QUESTION DE LANGUE: La langue que nous utilisons influe sur notre manière de penser. Par exemple, le français, en multipliant les synonymes et les mots à double sens, autorise des nuances très utiles en matière de diplomatie. Le japonais, où l'intonation d'un mot en détermine le sens, exige une attention permanente quant aux émotions de ceux qui s'expriment. Qu'il y ait, de surcroît, dans la langue nippone plusieurs niveaux de politesse contraint les interlocuteurs à situer d'emblée leur place dans la hiérarchie sociale.
Une langue contient non seulement une forme d'éducation, de culture, mais aussi des éléments constitutifs d'une société: gestion des émotions, code de politesse. Dans une langue, la quantité de synonymes aux mots «aimer», «toi», «bonheur», «guerre», «ennemi», «devoir», «nature» est révélatrice des valeurs d'une nation.
Aussi faut-il savoir qu'on ne pourra pas faire de révolution sans commencer par changer la langue et le vocabulaire anciens. Car ce sont eux qui préparent ou ne préparent pas les esprits à un changement de mentalité.
Edmond Wells,
52. JACQUES. 7 ANS
Pour Noël, j'ai eu mon engin spatial. Je l'ai trouvé dans une boîte au pied du sapin. Comme j'étais content!

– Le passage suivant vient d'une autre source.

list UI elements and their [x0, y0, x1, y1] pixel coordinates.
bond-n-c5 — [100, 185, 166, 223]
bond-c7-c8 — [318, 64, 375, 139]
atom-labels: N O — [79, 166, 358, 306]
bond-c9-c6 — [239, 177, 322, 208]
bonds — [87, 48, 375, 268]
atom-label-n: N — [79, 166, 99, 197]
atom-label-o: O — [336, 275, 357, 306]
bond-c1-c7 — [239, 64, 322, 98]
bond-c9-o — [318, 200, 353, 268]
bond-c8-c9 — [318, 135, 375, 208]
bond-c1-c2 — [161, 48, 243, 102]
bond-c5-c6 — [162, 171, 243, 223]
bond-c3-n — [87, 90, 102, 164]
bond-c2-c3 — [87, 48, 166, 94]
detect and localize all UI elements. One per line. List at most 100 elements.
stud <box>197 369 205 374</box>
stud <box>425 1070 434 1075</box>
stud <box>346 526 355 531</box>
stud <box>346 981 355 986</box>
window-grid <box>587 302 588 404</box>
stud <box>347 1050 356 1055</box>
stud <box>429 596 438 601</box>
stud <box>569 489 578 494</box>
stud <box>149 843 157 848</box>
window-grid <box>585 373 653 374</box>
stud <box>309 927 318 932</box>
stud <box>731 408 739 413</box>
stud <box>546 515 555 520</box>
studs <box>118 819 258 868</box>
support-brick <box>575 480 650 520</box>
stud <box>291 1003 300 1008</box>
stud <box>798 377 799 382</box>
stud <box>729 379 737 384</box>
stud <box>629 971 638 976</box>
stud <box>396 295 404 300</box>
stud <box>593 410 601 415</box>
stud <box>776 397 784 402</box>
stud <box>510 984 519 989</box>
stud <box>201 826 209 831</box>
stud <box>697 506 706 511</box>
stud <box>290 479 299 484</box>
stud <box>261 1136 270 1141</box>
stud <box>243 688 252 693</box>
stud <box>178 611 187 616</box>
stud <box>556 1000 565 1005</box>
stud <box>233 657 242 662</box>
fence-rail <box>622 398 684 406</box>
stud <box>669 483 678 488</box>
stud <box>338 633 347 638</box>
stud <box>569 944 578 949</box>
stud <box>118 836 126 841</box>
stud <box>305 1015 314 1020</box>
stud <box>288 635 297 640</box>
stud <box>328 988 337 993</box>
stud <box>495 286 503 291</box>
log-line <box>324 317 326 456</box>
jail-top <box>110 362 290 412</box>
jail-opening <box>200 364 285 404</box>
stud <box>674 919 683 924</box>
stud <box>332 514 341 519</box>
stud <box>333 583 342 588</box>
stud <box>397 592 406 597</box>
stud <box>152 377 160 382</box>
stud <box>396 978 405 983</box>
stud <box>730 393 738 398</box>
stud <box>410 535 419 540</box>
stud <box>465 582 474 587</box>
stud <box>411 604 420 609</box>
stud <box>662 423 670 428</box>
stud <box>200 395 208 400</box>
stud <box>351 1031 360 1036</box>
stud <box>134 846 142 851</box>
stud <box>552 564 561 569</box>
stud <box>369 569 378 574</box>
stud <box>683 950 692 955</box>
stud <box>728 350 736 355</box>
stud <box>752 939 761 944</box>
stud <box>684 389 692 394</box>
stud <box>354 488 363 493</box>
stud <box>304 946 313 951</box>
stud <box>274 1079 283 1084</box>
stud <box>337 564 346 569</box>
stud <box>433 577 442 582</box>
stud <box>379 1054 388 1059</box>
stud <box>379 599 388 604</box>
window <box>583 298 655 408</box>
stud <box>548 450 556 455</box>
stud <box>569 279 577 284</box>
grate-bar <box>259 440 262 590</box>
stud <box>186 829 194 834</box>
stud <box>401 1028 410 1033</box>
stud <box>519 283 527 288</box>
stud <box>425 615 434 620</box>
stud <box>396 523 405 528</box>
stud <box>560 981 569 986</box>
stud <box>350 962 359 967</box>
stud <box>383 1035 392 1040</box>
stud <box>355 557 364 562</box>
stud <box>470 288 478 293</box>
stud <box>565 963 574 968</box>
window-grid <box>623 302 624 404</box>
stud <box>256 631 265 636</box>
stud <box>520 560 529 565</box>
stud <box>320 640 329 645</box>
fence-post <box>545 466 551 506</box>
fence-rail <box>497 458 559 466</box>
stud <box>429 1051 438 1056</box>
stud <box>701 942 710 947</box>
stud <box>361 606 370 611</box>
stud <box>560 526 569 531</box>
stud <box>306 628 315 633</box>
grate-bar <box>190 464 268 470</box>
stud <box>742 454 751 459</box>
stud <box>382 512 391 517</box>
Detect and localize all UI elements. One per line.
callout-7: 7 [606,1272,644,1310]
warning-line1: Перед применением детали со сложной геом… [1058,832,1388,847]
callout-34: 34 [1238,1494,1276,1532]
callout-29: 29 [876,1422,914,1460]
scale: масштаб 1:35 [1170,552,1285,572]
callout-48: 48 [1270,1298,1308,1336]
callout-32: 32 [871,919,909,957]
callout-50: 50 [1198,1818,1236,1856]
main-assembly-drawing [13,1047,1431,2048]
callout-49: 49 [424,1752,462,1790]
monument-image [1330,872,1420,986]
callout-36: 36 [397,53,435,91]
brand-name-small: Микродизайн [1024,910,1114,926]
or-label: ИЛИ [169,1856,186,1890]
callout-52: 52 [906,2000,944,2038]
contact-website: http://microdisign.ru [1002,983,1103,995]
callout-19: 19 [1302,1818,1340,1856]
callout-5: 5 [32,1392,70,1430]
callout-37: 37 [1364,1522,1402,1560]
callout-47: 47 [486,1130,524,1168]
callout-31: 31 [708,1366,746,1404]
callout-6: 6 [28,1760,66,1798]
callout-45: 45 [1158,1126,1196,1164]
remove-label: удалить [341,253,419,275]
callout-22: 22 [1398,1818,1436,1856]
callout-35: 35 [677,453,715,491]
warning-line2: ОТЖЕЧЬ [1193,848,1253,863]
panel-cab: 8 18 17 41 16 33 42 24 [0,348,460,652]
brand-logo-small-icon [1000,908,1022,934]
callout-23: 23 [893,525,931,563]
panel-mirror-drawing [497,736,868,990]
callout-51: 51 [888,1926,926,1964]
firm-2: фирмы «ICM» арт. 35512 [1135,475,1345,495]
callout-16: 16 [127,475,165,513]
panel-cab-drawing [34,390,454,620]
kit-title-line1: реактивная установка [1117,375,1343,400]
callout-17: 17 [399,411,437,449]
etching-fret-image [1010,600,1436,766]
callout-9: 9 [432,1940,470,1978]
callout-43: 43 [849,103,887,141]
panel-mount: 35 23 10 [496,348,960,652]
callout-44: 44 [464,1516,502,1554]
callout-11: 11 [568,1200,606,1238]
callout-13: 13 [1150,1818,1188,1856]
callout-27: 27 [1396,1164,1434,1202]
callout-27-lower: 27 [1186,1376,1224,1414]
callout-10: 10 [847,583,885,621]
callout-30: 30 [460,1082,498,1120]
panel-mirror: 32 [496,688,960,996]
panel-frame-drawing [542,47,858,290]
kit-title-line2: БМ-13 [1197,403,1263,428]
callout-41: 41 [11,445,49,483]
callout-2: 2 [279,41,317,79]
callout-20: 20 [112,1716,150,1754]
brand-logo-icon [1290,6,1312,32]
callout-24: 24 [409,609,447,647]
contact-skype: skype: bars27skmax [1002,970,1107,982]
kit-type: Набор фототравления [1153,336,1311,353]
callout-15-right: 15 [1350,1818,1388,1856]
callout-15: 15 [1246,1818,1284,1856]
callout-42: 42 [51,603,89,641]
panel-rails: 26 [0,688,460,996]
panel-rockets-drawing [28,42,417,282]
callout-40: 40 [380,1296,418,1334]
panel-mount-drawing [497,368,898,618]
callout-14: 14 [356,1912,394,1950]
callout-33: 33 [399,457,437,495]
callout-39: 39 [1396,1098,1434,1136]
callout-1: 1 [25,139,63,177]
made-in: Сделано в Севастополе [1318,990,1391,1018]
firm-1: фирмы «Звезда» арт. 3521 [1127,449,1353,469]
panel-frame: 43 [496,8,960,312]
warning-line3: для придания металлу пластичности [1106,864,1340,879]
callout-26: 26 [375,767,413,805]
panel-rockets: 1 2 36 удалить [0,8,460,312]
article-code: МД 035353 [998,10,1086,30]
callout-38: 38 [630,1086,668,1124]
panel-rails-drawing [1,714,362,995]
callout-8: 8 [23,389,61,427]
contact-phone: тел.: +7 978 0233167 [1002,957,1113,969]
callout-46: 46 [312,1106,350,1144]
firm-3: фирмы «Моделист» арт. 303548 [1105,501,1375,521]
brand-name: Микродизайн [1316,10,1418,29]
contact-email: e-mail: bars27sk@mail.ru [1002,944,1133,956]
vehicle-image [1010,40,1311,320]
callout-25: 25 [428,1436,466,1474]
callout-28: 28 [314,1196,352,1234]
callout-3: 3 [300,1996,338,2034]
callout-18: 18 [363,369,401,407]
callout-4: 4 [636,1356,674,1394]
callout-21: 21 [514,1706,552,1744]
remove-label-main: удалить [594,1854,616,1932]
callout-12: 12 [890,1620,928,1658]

J'ai embrassé mes parents et nous avons mangé des trucs gras pour «faire la fête». Foie d'oie, huîtres, saumon fumé avec de la crème d'aneth, dinde avec une sauce aux marrons, bûche au beurre.
Je ne comprends pas ce qui leur plaît tant dans ces mets de fête.
Ma grande sœur Suzon me dit que le foie gras provient d'une oie gavée de force jusqu'à ce qu'elle attrape un énorme foie, ma petite sœur Marthe renchérit en assurant qu'on jette les homards vivants dans l'eau bouillante pour les faire cuire et maman nous demande de vérifier que les huîtres sont bien vivantes en leur expédiant une giclée de citron. Si elles bougent, elles sont bonnes à consommer.
Après le bon repas, nous avons raconté des blagues. Papa en a sorti une qui m'a fait bien rire.
– C'est l'histoire d'un type renversé par un camion. Il se relève et alors il est renversé par une moto. Il se relève et alors il y a un cheval qui l'envoie valser. Il se relève et alors il se prend un avion en pleine figure. À ce moment, il y a quelqu'un qui crie: «Arrêtez le manège, il y a un blessé!»
Je n'ai pas compris tout de suite mais, quand j'ai saisi, j'ai ri pendant une heure. Les blagues que je ne comprends pas immédiatement sont celles qui m'amusent le plus ensuite.
Les blagues sont comme des petits contes. Les bonnes blagues nécessitent un décor, un personnage, une situation de crise ou un suspense qu'il faut mettre en place très vite, sans une parole de trop. Elles exigent aussi une fin surprenante, et ça, ce n'est pas si commode à trouver. Il faut que j'apprenne à inventer des blagues, ça me paraît un bon exercice.
Les blagues présentent l'avantage de pouvoir être testées en direct. On les raconte et on voit tout de suite si elles font rire. On ne peut pas tricher. Lorsqu'ils ne comprennent pas ou ne trouvent pas ça drôle, les gens ne se forcent pas à rire. J'ai tenté ma chance.
– Vous savez comment on ramasse la papaye?
Tout le monde a dit non.
– Avec une fou-fourche!
Tout le monde a souri. Personne n'a ri. Raté.
– Il est gentil, a dit maman en me passant la main dans les cheveux.
Vexé, je me suis enfui aux toilettes et je m'y suis calfeutré après avoir poussé la targette. Ça a été ma vengeance. Ensuite, j’ai occupé les lieux et j’ai interdit à quiconque d'y pénétrer. À bout d'arguments, mon oncle a proposé d'enfoncer la porte. «Quand même pas», a dit papa. J'ai gagné. Les W-C, c'est vraiment le refuge absolu.